The QUANTSELECT Procedure

Observation Quantile Level

The observation quantile level of a valid observation, $(y,\mb{x})$, is defined as $\tau _{(y,\mb{x})}=F_{Y|\mb{x}}(y)$, where $F_{Y|\mb{x}}(\cdot )$ denotes the cumulative distribution function (CDF) for the y’s underlying distribution conditional on $\mb{x}$. For the CDF that is continuous at y, the equation $y=Q_{Y|\mb{x}}\left(\tau _{(y,\mb{x})}\right)$ holds because the quantile function is inversely related to the CDF. Ideally, if $y=\mb{x}\hat{\bbeta }(\tau ^*)$ for a unique $\tau ^*\in [0,1]$ and some quantile-regression optimal solution $\hat{\bbeta }(\tau ^*)$, then $\tau ^*$ is a reasonable estimation for $\tau _{(y,\mb{x})}$, written as $\hat{\tau }_{(y,\mb{x})}=\tau ^*$. However, such a $\tau ^*$ might not exist or is nonunique in practice. The following steps show how the QUANTSELECT procedure estimates the observation quantile level $\tau _{(y,\mb{x})}$ via quantile process regression:

  1. Fit the quantile process regression model and label its quantile-level grid as follows:

    \[ \left\{ 0=\tau _{(0)}\le \tau _{(1)}\le \cdots \le \tau _{(s)}\le \tau _{(s+1)}=1\right\} \]
  2. Compute quantile predictions conditional on $\mb{x}$ in the quantile-level grid: $\left\{ q_ i=\mb{x}\hat{\bbeta }_ i: i=0,\ldots ,s+1\right\} $.

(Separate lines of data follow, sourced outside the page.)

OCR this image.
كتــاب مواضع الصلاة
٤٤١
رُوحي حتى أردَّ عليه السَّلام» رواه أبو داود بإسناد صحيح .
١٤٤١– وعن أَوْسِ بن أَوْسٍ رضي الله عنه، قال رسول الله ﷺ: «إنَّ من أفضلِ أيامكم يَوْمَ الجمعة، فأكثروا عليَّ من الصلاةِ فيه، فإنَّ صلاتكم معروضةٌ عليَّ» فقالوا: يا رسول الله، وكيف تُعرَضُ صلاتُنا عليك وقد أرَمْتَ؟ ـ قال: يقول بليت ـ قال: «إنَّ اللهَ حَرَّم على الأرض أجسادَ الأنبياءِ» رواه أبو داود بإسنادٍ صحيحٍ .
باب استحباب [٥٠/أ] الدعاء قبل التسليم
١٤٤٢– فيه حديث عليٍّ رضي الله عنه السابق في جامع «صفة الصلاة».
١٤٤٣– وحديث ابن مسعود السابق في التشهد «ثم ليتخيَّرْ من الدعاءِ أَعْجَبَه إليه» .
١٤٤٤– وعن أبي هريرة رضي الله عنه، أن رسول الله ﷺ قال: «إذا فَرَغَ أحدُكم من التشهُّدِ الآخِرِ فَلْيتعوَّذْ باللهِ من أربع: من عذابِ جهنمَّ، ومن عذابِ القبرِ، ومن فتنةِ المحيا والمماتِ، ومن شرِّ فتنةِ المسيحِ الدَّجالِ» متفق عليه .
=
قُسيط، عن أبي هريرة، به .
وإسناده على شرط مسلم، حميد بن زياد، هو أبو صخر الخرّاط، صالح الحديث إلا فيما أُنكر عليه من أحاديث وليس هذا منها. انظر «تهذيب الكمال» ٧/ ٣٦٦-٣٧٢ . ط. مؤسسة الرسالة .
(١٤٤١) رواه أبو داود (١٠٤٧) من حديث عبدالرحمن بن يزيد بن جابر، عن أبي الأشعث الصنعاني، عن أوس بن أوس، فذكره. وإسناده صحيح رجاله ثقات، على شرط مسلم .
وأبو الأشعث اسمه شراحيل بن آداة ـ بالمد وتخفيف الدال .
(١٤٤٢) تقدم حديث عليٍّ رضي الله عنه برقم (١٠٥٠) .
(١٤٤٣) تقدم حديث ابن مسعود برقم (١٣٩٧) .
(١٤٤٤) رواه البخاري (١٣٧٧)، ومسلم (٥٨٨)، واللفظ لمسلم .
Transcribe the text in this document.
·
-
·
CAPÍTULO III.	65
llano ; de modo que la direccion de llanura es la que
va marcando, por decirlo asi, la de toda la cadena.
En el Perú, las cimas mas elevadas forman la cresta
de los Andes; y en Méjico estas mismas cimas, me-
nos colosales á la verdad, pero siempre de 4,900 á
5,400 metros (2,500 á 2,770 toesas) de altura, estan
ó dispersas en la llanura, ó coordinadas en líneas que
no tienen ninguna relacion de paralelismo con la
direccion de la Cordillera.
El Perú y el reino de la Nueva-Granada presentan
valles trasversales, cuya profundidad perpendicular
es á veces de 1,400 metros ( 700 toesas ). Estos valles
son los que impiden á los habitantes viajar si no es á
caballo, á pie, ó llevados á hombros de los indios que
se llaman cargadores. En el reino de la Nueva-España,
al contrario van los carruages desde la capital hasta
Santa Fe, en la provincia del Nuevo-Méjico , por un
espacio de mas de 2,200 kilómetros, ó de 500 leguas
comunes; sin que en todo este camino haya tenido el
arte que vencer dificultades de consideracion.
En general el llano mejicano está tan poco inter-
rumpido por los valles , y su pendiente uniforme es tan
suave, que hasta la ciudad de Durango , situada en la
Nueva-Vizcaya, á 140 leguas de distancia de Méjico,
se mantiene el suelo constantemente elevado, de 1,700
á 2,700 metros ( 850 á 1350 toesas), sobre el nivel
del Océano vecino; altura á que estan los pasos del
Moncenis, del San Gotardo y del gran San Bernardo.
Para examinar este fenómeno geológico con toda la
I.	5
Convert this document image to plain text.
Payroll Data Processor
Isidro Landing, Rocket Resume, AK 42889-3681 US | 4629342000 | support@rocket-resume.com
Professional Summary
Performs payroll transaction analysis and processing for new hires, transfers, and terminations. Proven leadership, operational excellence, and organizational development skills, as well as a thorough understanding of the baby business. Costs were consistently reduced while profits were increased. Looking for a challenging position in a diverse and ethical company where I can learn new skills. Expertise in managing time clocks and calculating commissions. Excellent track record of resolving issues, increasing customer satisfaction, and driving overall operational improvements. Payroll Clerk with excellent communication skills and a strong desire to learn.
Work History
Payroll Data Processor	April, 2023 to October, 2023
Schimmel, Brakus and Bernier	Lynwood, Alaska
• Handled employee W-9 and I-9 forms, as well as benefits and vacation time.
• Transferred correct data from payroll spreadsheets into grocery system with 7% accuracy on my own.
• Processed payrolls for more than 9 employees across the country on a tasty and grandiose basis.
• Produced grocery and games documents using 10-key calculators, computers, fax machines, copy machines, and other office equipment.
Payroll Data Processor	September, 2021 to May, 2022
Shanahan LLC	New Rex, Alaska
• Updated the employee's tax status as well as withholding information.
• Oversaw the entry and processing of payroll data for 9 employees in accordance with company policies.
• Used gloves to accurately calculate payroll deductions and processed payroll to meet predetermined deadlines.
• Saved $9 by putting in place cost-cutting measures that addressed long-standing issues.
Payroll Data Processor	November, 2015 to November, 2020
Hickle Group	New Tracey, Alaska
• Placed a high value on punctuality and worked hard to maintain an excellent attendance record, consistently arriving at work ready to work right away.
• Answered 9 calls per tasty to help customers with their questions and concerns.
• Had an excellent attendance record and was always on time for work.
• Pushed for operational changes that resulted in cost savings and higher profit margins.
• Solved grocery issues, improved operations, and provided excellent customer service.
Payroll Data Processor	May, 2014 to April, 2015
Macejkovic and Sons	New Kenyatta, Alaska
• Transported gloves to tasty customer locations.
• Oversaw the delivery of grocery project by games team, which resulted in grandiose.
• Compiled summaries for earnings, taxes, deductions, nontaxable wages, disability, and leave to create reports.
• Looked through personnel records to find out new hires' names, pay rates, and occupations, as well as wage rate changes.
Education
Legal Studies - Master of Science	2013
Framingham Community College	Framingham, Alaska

  3. Sort $q_ i$’s to avoid crossing, such that $q_{(0)}\le q_{(1)}\le \cdots \le q_{(s+1)}$.

  4. $\hat{\tau }_{(y,\mb{x})}=0$ if $y<q_{(0)}$, or $\hat{\tau }_{(y,\mb{x})}=1$ if $y> q_{(s+1)}$.

  5. Otherwise, search index j such that $q_{(j)}<y<q_{(j+1)}$. If such a j exists,

    \[ \hat{\tau }_{(y,\mb{x})} = \left({y-q_{(j)} \over q_{(j+1)}-q_{(j)}}\right)\tau _{(j+1)} +\left({q_{(j+1)}-y \over q_{(j+1)}-q_{(j)}}\right)\tau _{(j)} \]
  6. Otherwise, search j and k such that $q_{(j-1)}<y=q_{(j)}=\cdots =q_{(j+k)}<q_{(j+k+1)}$, and set $\displaystyle \hat{\tau }_{(y,\mb{x})} = {\tau _{(j)}+\tau _{(j+k)}\over 2}$. Here, define $q_{(-1)}=-\infty $ and $q_{(s+2)}=\infty $.